Red Sage Quinoa Bread

A few weeks ago I described this delicious bread that my sister in law makes. Somebody asked for the recipe, and I've been wanting to try it for a while too, so here you go:

***This is a bread machine recipe, but it translates easily to a regular recipe if you know how to bake bread from scratch. The only thing that Jessica does differently perhaps, is using her own fresh ground flour and ground cayenne peppers from her garden. I don't know if that produces a significantly different product or not.***

Red Sage Quinoa Bread

"The combination of sage and quinoa results in an aromatic, earthy bread that is good with chicken dishes, including chicken soup. The soft texture of this bread also makes great rolls (truly, they are GREAT). Red sage is an herb with a bright red flower; looks like a minature version of Indian Paintbrush. It is rare and not easily available to the home cook."

1 c. dry quinoa

2 1/2 c. water ----- complete first step of prep.

1 c. water

2 T. lukewarm milk

1/2 c. whole wheat flour

3 c. bread flour

2 1/2 t. salt

3 T. dried rubbed sage

1 T. chile molindo (ground chile peppers)

2 t. active dry yeast

2 T. canola or corn oil (use olive oil???)

12 fresh sage leaves, coarsely ground (pretty sure Jessica does not use Red Sage as described above)

Place the quinoa and 2-1/2 cups water in a saucepan and bring to a boil. Lower the heat to a simmer and cook for 20 to 25 minutes, or until the quinoa expands and becomes fluffy. Drain the quinoa and place in a measuring bowl. There should be about 2 cups of cook quinoa. Set aside.

Bread Machine Instructions: 1. Combine the ingredients, except the fresh sage, in the bread pan in the order specified by the manufacturers instructions. 2. Process on the sweet or raisin bread setting. 3. Add the fresh sage at the beeps. TRADITIONAL YIELD: 2 loaves or 16 rolls.

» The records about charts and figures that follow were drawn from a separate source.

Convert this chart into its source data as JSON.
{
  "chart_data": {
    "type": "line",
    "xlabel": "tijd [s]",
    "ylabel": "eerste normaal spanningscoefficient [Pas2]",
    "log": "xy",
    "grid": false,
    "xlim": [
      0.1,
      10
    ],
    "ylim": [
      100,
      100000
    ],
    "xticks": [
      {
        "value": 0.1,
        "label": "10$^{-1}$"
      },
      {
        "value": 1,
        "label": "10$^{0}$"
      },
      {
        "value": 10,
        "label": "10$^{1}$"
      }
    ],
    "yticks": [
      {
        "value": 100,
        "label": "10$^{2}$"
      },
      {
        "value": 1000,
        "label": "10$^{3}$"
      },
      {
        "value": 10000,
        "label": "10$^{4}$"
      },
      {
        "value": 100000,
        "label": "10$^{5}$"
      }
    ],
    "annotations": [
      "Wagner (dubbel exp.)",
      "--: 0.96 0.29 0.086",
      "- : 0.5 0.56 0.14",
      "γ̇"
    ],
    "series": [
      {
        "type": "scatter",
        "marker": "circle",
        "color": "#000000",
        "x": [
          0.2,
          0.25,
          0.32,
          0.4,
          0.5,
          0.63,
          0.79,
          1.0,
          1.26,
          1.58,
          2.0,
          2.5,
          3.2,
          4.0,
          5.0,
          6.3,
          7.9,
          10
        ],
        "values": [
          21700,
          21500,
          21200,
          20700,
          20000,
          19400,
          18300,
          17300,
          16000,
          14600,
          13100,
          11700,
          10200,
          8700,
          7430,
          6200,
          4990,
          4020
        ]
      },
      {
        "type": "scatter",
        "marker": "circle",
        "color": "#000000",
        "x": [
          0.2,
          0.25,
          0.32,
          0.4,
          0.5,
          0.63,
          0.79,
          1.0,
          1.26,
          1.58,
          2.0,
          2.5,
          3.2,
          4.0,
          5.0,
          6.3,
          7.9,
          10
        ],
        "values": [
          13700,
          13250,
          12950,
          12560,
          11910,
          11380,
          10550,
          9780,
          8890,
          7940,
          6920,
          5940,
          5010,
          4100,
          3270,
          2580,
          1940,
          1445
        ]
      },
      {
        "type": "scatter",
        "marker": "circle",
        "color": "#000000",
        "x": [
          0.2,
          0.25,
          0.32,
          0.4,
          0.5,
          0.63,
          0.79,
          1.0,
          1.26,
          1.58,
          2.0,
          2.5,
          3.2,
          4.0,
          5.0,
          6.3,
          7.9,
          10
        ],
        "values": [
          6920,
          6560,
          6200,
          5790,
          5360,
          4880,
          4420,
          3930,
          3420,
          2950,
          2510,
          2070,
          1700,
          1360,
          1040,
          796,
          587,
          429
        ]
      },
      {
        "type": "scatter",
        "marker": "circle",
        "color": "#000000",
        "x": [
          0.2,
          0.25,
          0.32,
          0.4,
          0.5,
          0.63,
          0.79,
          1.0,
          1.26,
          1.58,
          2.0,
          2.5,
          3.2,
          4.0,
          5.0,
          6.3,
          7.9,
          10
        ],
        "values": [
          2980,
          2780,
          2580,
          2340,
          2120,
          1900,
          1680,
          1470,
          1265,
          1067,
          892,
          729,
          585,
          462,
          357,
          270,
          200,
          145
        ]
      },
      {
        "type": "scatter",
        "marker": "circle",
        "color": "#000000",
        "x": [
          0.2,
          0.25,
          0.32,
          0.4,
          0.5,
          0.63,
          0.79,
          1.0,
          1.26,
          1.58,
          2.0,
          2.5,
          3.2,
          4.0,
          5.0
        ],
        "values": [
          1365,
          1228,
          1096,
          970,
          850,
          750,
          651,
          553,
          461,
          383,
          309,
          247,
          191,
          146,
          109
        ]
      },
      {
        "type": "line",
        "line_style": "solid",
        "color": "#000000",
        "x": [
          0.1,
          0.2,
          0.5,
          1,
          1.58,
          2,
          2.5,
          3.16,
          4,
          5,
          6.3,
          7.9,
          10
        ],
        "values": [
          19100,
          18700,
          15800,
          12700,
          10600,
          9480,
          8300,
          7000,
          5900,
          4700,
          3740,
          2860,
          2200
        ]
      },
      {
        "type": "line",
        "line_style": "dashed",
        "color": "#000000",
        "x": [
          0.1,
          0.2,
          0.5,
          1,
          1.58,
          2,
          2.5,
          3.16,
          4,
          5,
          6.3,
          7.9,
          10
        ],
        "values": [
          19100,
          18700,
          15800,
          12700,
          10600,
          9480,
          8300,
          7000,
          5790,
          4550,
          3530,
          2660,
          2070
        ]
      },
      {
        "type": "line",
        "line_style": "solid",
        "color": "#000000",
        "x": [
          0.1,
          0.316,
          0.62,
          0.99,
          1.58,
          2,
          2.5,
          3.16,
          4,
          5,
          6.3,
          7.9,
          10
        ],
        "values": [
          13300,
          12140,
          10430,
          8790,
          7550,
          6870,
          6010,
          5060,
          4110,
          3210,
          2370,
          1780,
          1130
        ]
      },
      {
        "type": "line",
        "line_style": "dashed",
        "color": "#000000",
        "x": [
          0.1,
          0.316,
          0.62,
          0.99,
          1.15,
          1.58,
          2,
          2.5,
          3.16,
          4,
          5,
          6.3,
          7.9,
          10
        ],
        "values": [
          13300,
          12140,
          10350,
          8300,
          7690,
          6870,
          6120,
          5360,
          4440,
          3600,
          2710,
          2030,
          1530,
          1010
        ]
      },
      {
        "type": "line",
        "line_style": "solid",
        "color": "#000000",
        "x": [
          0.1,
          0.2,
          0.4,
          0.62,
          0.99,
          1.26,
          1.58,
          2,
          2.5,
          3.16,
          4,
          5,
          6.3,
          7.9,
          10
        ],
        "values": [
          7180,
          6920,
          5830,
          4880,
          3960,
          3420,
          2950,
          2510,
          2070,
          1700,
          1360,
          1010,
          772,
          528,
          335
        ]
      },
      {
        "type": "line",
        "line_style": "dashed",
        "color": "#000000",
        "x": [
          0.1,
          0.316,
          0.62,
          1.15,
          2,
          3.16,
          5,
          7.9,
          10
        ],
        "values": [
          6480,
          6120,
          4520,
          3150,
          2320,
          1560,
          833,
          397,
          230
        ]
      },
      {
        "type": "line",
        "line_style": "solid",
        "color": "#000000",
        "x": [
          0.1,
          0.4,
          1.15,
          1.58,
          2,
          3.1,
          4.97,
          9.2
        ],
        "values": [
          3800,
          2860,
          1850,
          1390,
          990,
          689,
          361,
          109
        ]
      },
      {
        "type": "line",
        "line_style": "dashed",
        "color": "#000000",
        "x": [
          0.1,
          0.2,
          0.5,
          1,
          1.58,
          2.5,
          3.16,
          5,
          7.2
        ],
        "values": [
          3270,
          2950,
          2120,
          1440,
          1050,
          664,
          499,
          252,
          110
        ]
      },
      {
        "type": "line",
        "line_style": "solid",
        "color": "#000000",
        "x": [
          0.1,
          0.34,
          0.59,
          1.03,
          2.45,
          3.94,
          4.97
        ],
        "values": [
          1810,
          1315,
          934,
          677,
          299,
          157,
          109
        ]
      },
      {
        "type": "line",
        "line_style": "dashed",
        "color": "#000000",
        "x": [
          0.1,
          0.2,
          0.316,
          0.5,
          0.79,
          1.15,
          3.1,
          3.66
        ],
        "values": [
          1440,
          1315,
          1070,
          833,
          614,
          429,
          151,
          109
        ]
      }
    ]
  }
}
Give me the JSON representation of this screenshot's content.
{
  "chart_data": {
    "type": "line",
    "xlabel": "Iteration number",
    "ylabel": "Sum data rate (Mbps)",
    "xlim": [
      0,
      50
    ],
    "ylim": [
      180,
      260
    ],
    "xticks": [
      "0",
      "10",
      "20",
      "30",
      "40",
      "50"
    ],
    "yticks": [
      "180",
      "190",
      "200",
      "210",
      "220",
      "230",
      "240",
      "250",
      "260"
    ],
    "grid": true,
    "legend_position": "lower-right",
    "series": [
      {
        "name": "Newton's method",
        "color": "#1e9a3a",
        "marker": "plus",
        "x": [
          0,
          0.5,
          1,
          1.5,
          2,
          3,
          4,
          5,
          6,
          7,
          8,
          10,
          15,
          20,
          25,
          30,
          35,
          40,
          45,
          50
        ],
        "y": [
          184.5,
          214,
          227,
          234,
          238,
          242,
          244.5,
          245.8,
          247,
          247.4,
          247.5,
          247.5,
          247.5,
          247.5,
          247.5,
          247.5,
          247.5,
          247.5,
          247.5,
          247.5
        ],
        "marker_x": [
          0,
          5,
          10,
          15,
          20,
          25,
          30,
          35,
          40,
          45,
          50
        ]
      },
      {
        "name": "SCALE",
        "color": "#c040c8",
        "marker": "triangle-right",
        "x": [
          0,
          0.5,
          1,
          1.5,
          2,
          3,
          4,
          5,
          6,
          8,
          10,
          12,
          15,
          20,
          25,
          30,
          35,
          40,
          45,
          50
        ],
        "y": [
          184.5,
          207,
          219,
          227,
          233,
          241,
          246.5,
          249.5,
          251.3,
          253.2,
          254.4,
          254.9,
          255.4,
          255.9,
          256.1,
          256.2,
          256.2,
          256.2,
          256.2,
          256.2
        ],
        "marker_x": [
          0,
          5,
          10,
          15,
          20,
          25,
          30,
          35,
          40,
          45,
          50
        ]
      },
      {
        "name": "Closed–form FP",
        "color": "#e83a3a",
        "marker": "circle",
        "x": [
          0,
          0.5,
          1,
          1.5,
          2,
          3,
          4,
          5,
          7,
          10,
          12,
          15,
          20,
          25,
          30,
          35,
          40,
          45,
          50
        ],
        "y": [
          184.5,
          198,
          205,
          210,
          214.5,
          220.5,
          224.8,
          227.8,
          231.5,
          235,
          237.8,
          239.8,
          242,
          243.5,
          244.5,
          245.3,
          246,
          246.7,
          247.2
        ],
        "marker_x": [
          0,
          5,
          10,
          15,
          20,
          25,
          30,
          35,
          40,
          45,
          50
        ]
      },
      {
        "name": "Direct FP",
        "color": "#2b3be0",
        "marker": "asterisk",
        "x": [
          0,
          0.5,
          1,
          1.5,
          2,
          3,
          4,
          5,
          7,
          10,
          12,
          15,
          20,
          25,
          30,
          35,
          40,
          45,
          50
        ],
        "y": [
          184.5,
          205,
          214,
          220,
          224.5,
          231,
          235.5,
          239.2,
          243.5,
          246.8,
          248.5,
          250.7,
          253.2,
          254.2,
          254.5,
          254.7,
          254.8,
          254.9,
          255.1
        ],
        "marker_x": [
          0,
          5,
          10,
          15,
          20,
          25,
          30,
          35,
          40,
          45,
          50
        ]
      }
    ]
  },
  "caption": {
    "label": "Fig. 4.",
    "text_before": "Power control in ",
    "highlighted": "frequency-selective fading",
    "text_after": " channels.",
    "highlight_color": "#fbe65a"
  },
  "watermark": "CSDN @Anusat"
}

***Using my bread machine, I would layer all the wet ingredients (milk, water, cooked quinoa) first, then add all the dry ingredients (flour, etc.), followed by the oil, lastly followed by the yeast in a small hole in the middle of the dry ingredients. I'm not sure how much bread machines vary, so I would check your users manual!***

MMMMMM, Enjoy!

PS) I found a recipe for a traditional loaf here. And a reminder- try it toasted!


Ellen said...

Hey, Becca. This is Terri's sis-in-law. I made your Mocha Chocolate Cake recipe after Christmas, and it was gooood. A little pricey and time consuming, but worth it for birthdays and such. David is asking for it for his. I'm planning to try this bread later. Thanks for posting recipes!

Becca said...

I totally agree about the cake being pricey and time consuming (like 3 hours the first time I made it... though I probably was interrupted 40 times:). BUT it is delicious, isn't it! Have fun with the bread, let me know how it turns out!